Saturday, October 8, 2011

In Which My Prodigal Claim is Proved False

When I was in 1st or 2nd grade, I wrote the following composition on a piece of 1st or 2nd grade practice paper (you know, that tissue-thin stuff with the blue and red lines designed so that every laboriously-created letter could have a guiding mark?):

What is once loved.
You will find.
Is always yours.
Take it home.
In your mind.
And nothing ever can take it away.


I still have that piece of paper with the above words printed upon it, and while at times I've felt proud of those strangely poetic words, mostly, I've had the sneaking suspicious that I stole them.

Not on purpose, of course, but at that age, everything is about recitation and imitation. That's the only way to learn, really.

So today of all days I decided to do a Google hunt and see if I could find "my" poem under someone else's name.

Here's what I found, at the bottom of a chapter of Harry Potter fanfic, of all places:

"What is once loved, you will find, is always yours from that day.
Take it home, in your mind, and nothing ever can take it away."

- Elizabeth Coatsworth

And then I did a search for Elizabeth Coatsworth, and found this:
http://www.oldchildrensbooks.com/collectors-corner/authors/elizabeth-coatsworth

She was a children's book author, which of course makes sense; If I had stolen that verse from somewhere, it would have been from a book.
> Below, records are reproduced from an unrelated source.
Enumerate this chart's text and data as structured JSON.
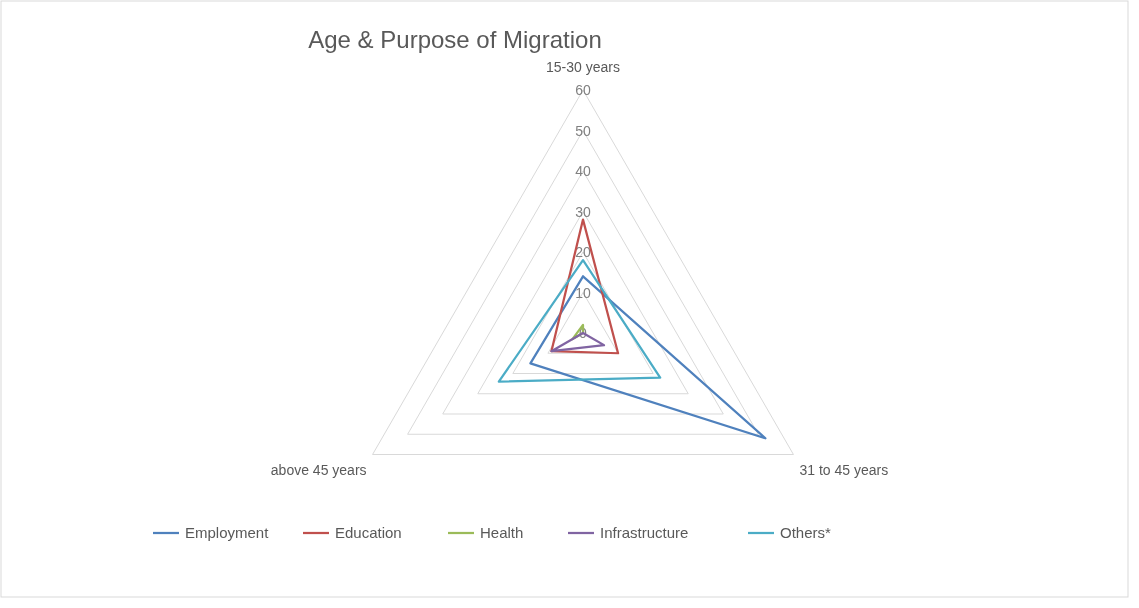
{
  "chart_data": {
    "type": "radar",
    "title": "Age & Purpose of Migration",
    "categories": [
      "15-30 years",
      "31 to 45 years",
      "above 45 years"
    ],
    "ylim": [
      0,
      60
    ],
    "yticks": [
      0,
      10,
      20,
      30,
      40,
      50,
      60
    ],
    "legend": "bottom",
    "marker": "none",
    "grid": true,
    "series": [
      {
        "name": "Employment",
        "color": "#4f81bd",
        "values": [
          14,
          52,
          15
        ]
      },
      {
        "name": "Education",
        "color": "#c0504d",
        "values": [
          28,
          10,
          9
        ]
      },
      {
        "name": "Health",
        "color": "#9bbb59",
        "values": [
          2,
          0,
          3
        ]
      },
      {
        "name": "Infrastructure",
        "color": "#8064a2",
        "values": [
          0,
          6,
          9
        ]
      },
      {
        "name": "Others*",
        "color": "#4bacc6",
        "values": [
          18,
          22,
          24
        ]
      }
    ]
  }
}
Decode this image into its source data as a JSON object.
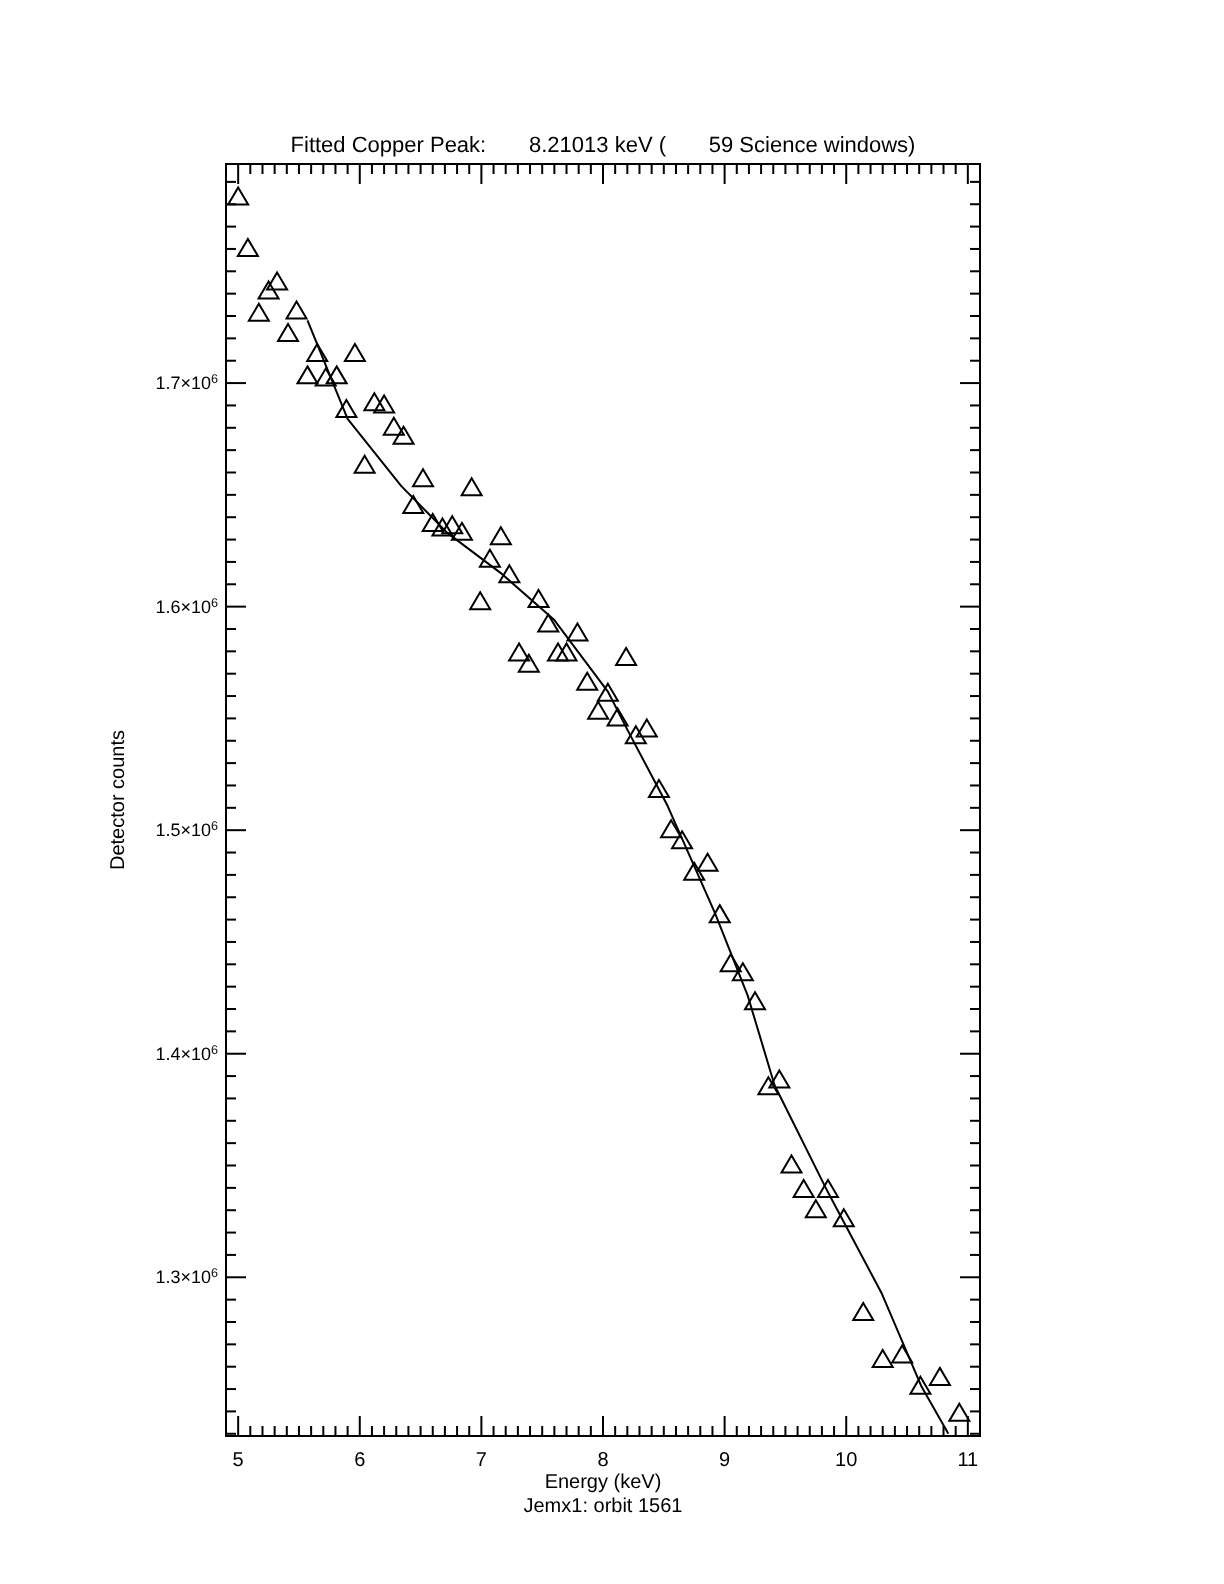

Even back then, I was a ridiculous reader.

It also occurs to me, however, that maybe I didn't steal this verse on my own; one of my teachers could have printed it on the board for everyone to copy.

But then again, what if that wasn't it? What if it wasn't even an assigned, or an unconscious theft? What if we were asked to write something, and I, well aware that my composition was unoriginal, scrawled it out anyway? Holly Gruntner: violating copyrights since 1998.

The world may never know.

I guess I'm glad this mystery is finally (mostly) solved, but I'm a little sad at the same time.

I would have liked to have been a child prodigy.

2 comments:

Anonymous said...

This little poem has been a guiding principle in my life since middle school in Mrs. tannahill's class at Fitch Jr. High, ft. Ord/Seaside California, c.1964-5. I've been trying to find it in print somewhere for as long as I've had access to the Internet and so far, yours is the only time I've come across it. I recited it to a friend last night and had another look just now, and now I know at least one other person for whom this has entered their psyche.

Anonymous said...

Wow. Now I know: Elizabeth Coatsworth. Thanks.